Castle Cary is where I spent two school terms, separated by two years, at Hillcrest – a solid country school sternly run by Mrs. Churchouse and a staff, firm yet kind, to a pudgy, pigtailed little girl more used to the equatorial smells of West Africa than the cabbage-seeped walls of the dining hall.
Half Moon Cottage, where we stayed on my father’s leaves, belonged to an ancient cousin and was a few hundred yards from the school. In winter the garden filled with snowdrops, brave and seemingly inured to the frigid February weather. When my grandmother came to stay she would take my hand and walk me, unwilling to leave the warmth of the kitchen, to the end of the garden where the sweet scent from lily of the valley sprinkling the ground under the trees, gave first promise of warmer weather. Granny would spin tales of intrigue and romance about the colonies of fairies and goblins that lived in the crumbling, ivy- and moss-covered walls, and I would forget for a moment that I missed my animals and friends from a warmer climate.

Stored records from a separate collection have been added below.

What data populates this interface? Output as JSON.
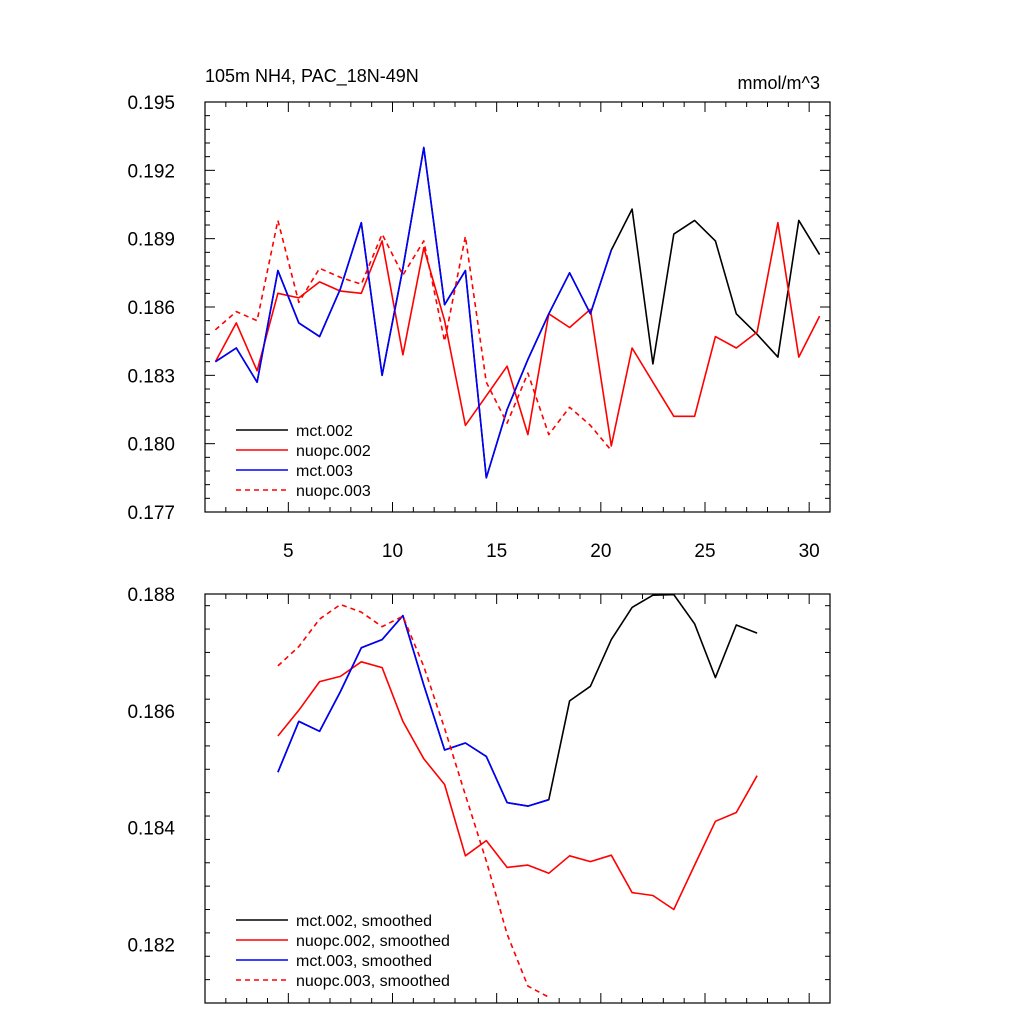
{
  "chart_data": [
    {
      "type": "line",
      "title": "105m NH4, PAC_18N-49N",
      "units": "mmol/m^3",
      "xlim": [
        1,
        31
      ],
      "ylim": [
        0.177,
        0.195
      ],
      "xticks": [
        "5",
        "10",
        "15",
        "20",
        "25",
        "30"
      ],
      "yticks": [
        "0.177",
        "0.180",
        "0.183",
        "0.186",
        "0.189",
        "0.192",
        "0.195"
      ],
      "legend_position": "bottom-left",
      "series": [
        {
          "name": "mct.002",
          "color": "#000000",
          "dash": "solid",
          "x": [
            1.5,
            2.5,
            3.5,
            4.5,
            5.5,
            6.5,
            7.5,
            8.5,
            9.5,
            10.5,
            11.5,
            12.5,
            13.5,
            14.5,
            15.5,
            16.5,
            17.5,
            18.5,
            19.5,
            20.5,
            21.5,
            22.5,
            23.5,
            24.5,
            25.5,
            26.5,
            27.5,
            28.5,
            29.5,
            30.5
          ],
          "y": [
            0.1836,
            0.1842,
            0.1827,
            0.1876,
            0.1853,
            0.1847,
            0.1868,
            0.1897,
            0.183,
            0.1877,
            0.193,
            0.1861,
            0.1876,
            0.1785,
            0.1815,
            0.1837,
            0.1857,
            0.1875,
            0.1857,
            0.1885,
            0.1903,
            0.1835,
            0.1892,
            0.1898,
            0.1889,
            0.1857,
            0.1848,
            0.1838,
            0.1898,
            0.1883
          ]
        },
        {
          "name": "nuopc.002",
          "color": "#ff0000",
          "dash": "solid",
          "x": [
            1.5,
            2.5,
            3.5,
            4.5,
            5.5,
            6.5,
            7.5,
            8.5,
            9.5,
            10.5,
            11.5,
            12.5,
            13.5,
            14.5,
            15.5,
            16.5,
            17.5,
            18.5,
            19.5,
            20.5,
            21.5,
            22.5,
            23.5,
            24.5,
            25.5,
            26.5,
            27.5,
            28.5,
            29.5,
            30.5
          ],
          "y": [
            0.1836,
            0.1853,
            0.1832,
            0.1866,
            0.1864,
            0.1871,
            0.1867,
            0.1866,
            0.1889,
            0.1839,
            0.1886,
            0.1854,
            0.1808,
            0.1821,
            0.1834,
            0.1804,
            0.1857,
            0.1851,
            0.1859,
            0.1799,
            0.1842,
            0.1827,
            0.1812,
            0.1812,
            0.1847,
            0.1842,
            0.1849,
            0.1897,
            0.1838,
            0.1856
          ]
        },
        {
          "name": "mct.003",
          "color": "#0000ff",
          "dash": "solid",
          "x": [
            1.5,
            2.5,
            3.5,
            4.5,
            5.5,
            6.5,
            7.5,
            8.5,
            9.5,
            10.5,
            11.5,
            12.5,
            13.5,
            14.5,
            15.5,
            16.5,
            17.5,
            18.5,
            19.5,
            20.5
          ],
          "y": [
            0.1836,
            0.1842,
            0.1827,
            0.1876,
            0.1853,
            0.1847,
            0.1868,
            0.1897,
            0.183,
            0.1877,
            0.193,
            0.1861,
            0.1876,
            0.1785,
            0.1815,
            0.1837,
            0.1857,
            0.1875,
            0.1857,
            0.1885
          ]
        },
        {
          "name": "nuopc.003",
          "color": "#ff0000",
          "dash": "dashed",
          "x": [
            1.5,
            2.5,
            3.5,
            4.5,
            5.5,
            6.5,
            7.5,
            8.5,
            9.5,
            10.5,
            11.5,
            12.5,
            13.5,
            14.5,
            15.5,
            16.5,
            17.5,
            18.5,
            19.5,
            20.5
          ],
          "y": [
            0.185,
            0.1858,
            0.1854,
            0.1898,
            0.1862,
            0.1877,
            0.1873,
            0.187,
            0.1892,
            0.1874,
            0.1889,
            0.1845,
            0.1891,
            0.1827,
            0.1809,
            0.1831,
            0.1804,
            0.1816,
            0.1808,
            0.1797
          ]
        }
      ]
    },
    {
      "type": "line",
      "xlim": [
        1,
        31
      ],
      "ylim": [
        0.181,
        0.188
      ],
      "xticks": [
        "5",
        "10",
        "15",
        "20",
        "25",
        "30"
      ],
      "yticks": [
        "0.182",
        "0.184",
        "0.186",
        "0.188"
      ],
      "legend_position": "bottom-left",
      "series": [
        {
          "name": "mct.002, smoothed",
          "color": "#000000",
          "dash": "solid",
          "x": [
            4.5,
            5.5,
            6.5,
            7.5,
            8.5,
            9.5,
            10.5,
            11.5,
            12.5,
            13.5,
            14.5,
            15.5,
            16.5,
            17.5,
            18.5,
            19.5,
            20.5,
            21.5,
            22.5,
            23.5,
            24.5,
            25.5,
            26.5,
            27.5
          ],
          "y": [
            0.18495,
            0.18582,
            0.18565,
            0.18633,
            0.18708,
            0.18722,
            0.18763,
            0.18644,
            0.18533,
            0.18545,
            0.18522,
            0.18443,
            0.18437,
            0.18448,
            0.18617,
            0.18642,
            0.18722,
            0.18777,
            0.18798,
            0.18799,
            0.18749,
            0.18657,
            0.18747,
            0.18733
          ]
        },
        {
          "name": "nuopc.002, smoothed",
          "color": "#ff0000",
          "dash": "solid",
          "x": [
            4.5,
            5.5,
            6.5,
            7.5,
            8.5,
            9.5,
            10.5,
            11.5,
            12.5,
            13.5,
            14.5,
            15.5,
            16.5,
            17.5,
            18.5,
            19.5,
            20.5,
            21.5,
            22.5,
            23.5,
            24.5,
            25.5,
            26.5,
            27.5
          ],
          "y": [
            0.18557,
            0.18601,
            0.1865,
            0.18659,
            0.18684,
            0.18674,
            0.18582,
            0.18518,
            0.18474,
            0.18352,
            0.18378,
            0.18332,
            0.18336,
            0.18322,
            0.18352,
            0.18342,
            0.18353,
            0.18289,
            0.18284,
            0.1826,
            0.18336,
            0.18411,
            0.18426,
            0.18489
          ]
        },
        {
          "name": "mct.003, smoothed",
          "color": "#0000ff",
          "dash": "solid",
          "x": [
            4.5,
            5.5,
            6.5,
            7.5,
            8.5,
            9.5,
            10.5,
            11.5,
            12.5,
            13.5,
            14.5,
            15.5,
            16.5,
            17.5
          ],
          "y": [
            0.18495,
            0.18582,
            0.18565,
            0.18633,
            0.18708,
            0.18722,
            0.18763,
            0.18644,
            0.18533,
            0.18545,
            0.18522,
            0.18443,
            0.18437,
            0.18448
          ]
        },
        {
          "name": "nuopc.003, smoothed",
          "color": "#ff0000",
          "dash": "dashed",
          "x": [
            4.5,
            5.5,
            6.5,
            7.5,
            8.5,
            9.5,
            10.5,
            11.5,
            12.5,
            13.5,
            14.5,
            15.5,
            16.5,
            17.5
          ],
          "y": [
            0.18677,
            0.1871,
            0.18757,
            0.18782,
            0.18769,
            0.18744,
            0.18762,
            0.18676,
            0.1857,
            0.18456,
            0.18343,
            0.18218,
            0.18129,
            0.1811
          ]
        }
      ]
    }
  ]
}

Mr. Jones, the grocer, crisp in a white coat, held sway over his sparkling counters, which for a child more used to the hustle and clamor of an African market was like stepping into a storybook. Cheeses, fat and lush, lay under glass domes, ready to be sliced by the wire; hams and patés jostled for poll position, precise slithers hand-cranked onto waxed paper, with not a fly in sight. And the candy! Huge apothecary jars filled with colored temptation were available for a few pennies.
The gingerbread-stone Market House built in 1855 on the site of the original 1616 structure, built soon after Cary was granted the right to hold markets, is now a museum. The Round House used in 1779 to lock up local miscreants, possibly having stumbled from The George, inexplicably resembles a beehive. Revered now as an ancient monument, it was in 1785 feared by the town’s children, over the age of seven, who, having been caught missing Sunday School, would be tossed into the 7-foot round, windowless cell to learn a lesson. Thankfully, by 1965 when I attempted the same practice, the punishment had been discredited.
I have been back to Castle Cary a number of times since my childhood sojourns, and each time have been surprised at my ingrained knowledge of the town, as if lessons learned at Hillcrest were not just focused around the Maypole. The pond by the war memorial where I was taken to feed the ducks seemed miles from our little cottage but to adult legs, is really not far.
My last visit was the first time I had been back since my father’s death two years ago when, after his funeral, I went and had tea at The George. It somehow seemed fitting. When I stayed in this venerable old hotel last summer, enjoying an evening at the bar, chatting to regulars, I realized it was another farewell as the tenuous links I have to this ancient and lovely English country town have all but loosened.
I doubt that little in Castle Cary has fundamentally changed over the last 400 years but, although to most people I sound English, I am still an outsider, tinkering at the edges of English country life every now and then, just as when a certain confused little girl asked by her classmates where she was from, answered, “I’m from Africa.”
My retrospection is over and I welcome the New Year. I no longer worry about where I’m from. My roots are spread around the globe, my culture drawn from the many countries in which I have lived, but my heritage is English, notwithstanding a pinch of Australian from my mother’s side. I am proud of both.